Cumhurbaşkanı Tatar meclisteki törensel açılışın ardından meclisten ayrılırken gazetecilere yaptığı açıklamada “BM Genel Sekreteri birtakım gelişmelere bağlı olarak gayrı resmi ve ajandanın olmadığı bir ortamda üçlü görüşmenin herkesin faydasına olacağını ifade etti. Buna ‘hayır’ diyemezdim, evet dedim” dedi.

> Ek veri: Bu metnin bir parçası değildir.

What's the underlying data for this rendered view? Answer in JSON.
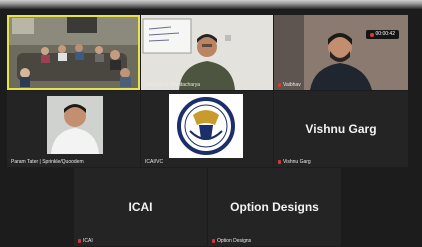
{
  "recording": {
    "time": "00:00:42"
  },
  "tiles": {
    "conference_room": {
      "name": ""
    },
    "presenter": {
      "name": "Samarthak Bhattacharya"
    },
    "participant_beard": {
      "name": "Vaibhav"
    },
    "participant_white_shirt": {
      "name": "Param Tater | Sprinkle/Quoodem"
    },
    "icai_logo_tile": {
      "name": "ICAI/VC"
    },
    "vishnu": {
      "display": "Vishnu Garg",
      "name": "Vishnu Garg"
    },
    "icai": {
      "display": "ICAI",
      "name": "ICAI"
    },
    "option_designs": {
      "display": "Option Designs",
      "name": "Option Designs"
    }
  },
  "colors": {
    "active_speaker": "#e6e44a",
    "tile_bg": "#2b2b2b",
    "muted_mic": "#d93636",
    "icai_logo": "#1c2f6b"
  }
}
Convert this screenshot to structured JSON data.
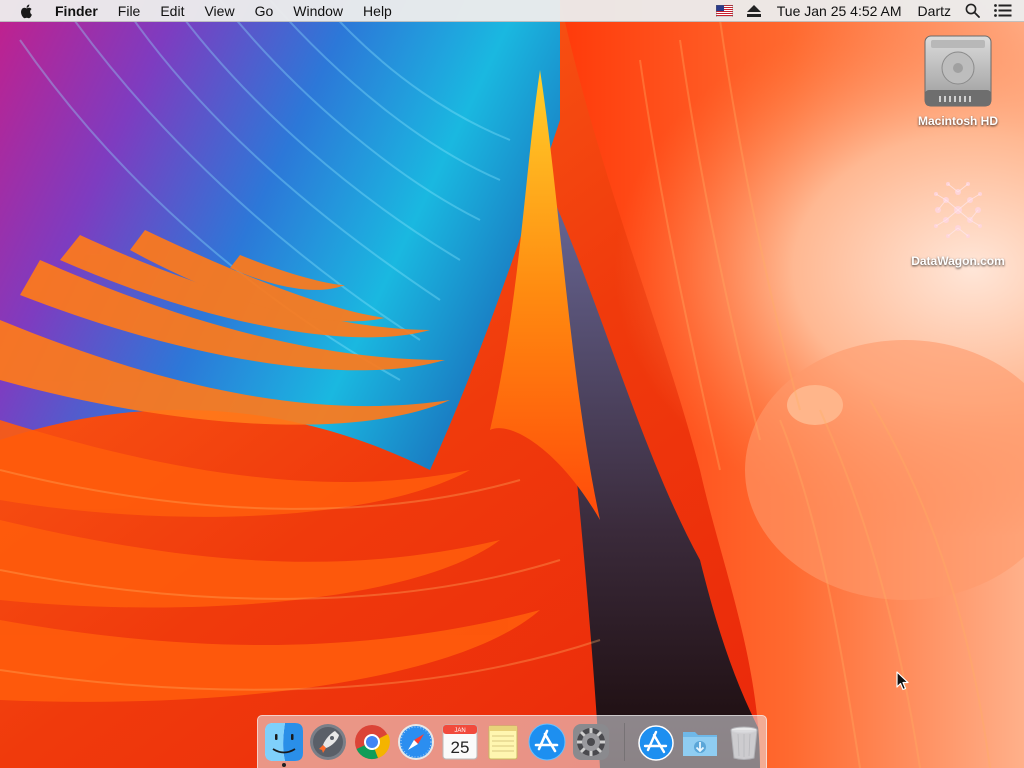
{
  "menubar": {
    "apple_icon": "apple-logo-icon",
    "app_name": "Finder",
    "menus": [
      "File",
      "Edit",
      "View",
      "Go",
      "Window",
      "Help"
    ],
    "status": {
      "input_source_icon": "us-flag-icon",
      "eject_icon": "eject-icon",
      "clock": "Tue Jan 25  4:52 AM",
      "user": "Dartz",
      "spotlight_icon": "spotlight-search-icon",
      "notification_icon": "notification-center-icon"
    }
  },
  "desktop": {
    "icons": [
      {
        "label": "Macintosh HD",
        "icon": "hard-drive-icon"
      },
      {
        "label": "DataWagon.com",
        "icon": "network-share-icon"
      }
    ]
  },
  "dock": {
    "apps": [
      {
        "name": "Finder",
        "icon": "finder-icon",
        "running": true
      },
      {
        "name": "Launchpad",
        "icon": "launchpad-icon",
        "running": false
      },
      {
        "name": "Google Chrome",
        "icon": "chrome-icon",
        "running": false
      },
      {
        "name": "Safari",
        "icon": "safari-icon",
        "running": false
      },
      {
        "name": "Calendar",
        "icon": "calendar-icon",
        "running": false,
        "month": "JAN",
        "day": "25"
      },
      {
        "name": "Notes",
        "icon": "notes-icon",
        "running": false
      },
      {
        "name": "App Store",
        "icon": "app-store-icon",
        "running": false
      },
      {
        "name": "System Preferences",
        "icon": "system-preferences-icon",
        "running": false
      }
    ],
    "others": [
      {
        "name": "Applications",
        "icon": "applications-stack-icon"
      },
      {
        "name": "Downloads",
        "icon": "downloads-folder-icon"
      },
      {
        "name": "Trash",
        "icon": "trash-icon"
      }
    ]
  },
  "colors": {
    "menubar_bg": "#ececec",
    "wallpaper_orange": "#ff5a12",
    "wallpaper_red": "#e8220a",
    "wallpaper_blue": "#1aa6d8",
    "wallpaper_purple": "#8c2fa8",
    "wallpaper_peach": "#ffc0a0"
  }
}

Tatar’ın bu ifadesi aslında her şeyi açıklıyor. Tatar seçtirildiği günden bu yana olduğu gibi bütün diyalog kapılarını kapatmak istiyordu. Genel sekreterin özel temsilcisi Holguin’in müzakere zemini oluşturma çabalarını sabote ettiği gibi Guterres’in liderleri bir araya getirme çabalarını da sabote etmek istiyordu ama yapamadı.
Şimdi bütün uğraşları bu yemekte federal çözümün konuşulmayacağı, görüşülmeyeceği safsatasını servis etmektir. Hem Tatar, hem de dışişleri bakanı Tahsin Ertuğruloğlu bu yemekte “federasyon tartışılmayacak” açıklamaları yapıyor.
Peki BM Güvenlik Konseyi’nin Kıbrıs konusunda aldığı kararlar değişmeden, New York’ta BM genel merkezinde genel sekreterin davetiyle liderlerin katılacağı bir yemekte federasyondan başka bir şey konuşulması mümkün mü?
Genel sekreter Güvenlik Konseyi’nin çizdiği çerçevede görev yapar. Dolayısıyla GK yeni bir karar almadan başka bir şey konuşamaz. Üstelik bu masada olan Hristodulidis iki devlet çözümünü asla konuşmayacağını her fırsatta açıklıyor.
Bu durumda liderler daha yeni döndükleri New York’a yalnızca bir akşam yemeği için mi gidiyorlar?
Ben bunun sadece bir yemek olmadığını düşünüyorum. Üstelik Tatar’ın genel sekretere yaptığı 4+1 görüşme önerisi ortada dururken bunun yalnızca bir yemek olmadığı açıktır. Tatar bu öneriyi “anavatan Türkiye ile de istişare ederek” yaptığını da açıkladı.
Tatar henüz açıklamadı ama yemek davetine ‘hayır’ diyememesinin nedeni de Türkiye ile istişare etmesi, yani Türkiye’den bu daveti red etmemesi yönünde telkin gelmesidir.
Yemekte hangi yemeklerin olacağı bizi ilgilendirmez ama nelerin konuşulacağı, nasıl bir yol haritası çizileceği elbette bizim için çok önemlidir.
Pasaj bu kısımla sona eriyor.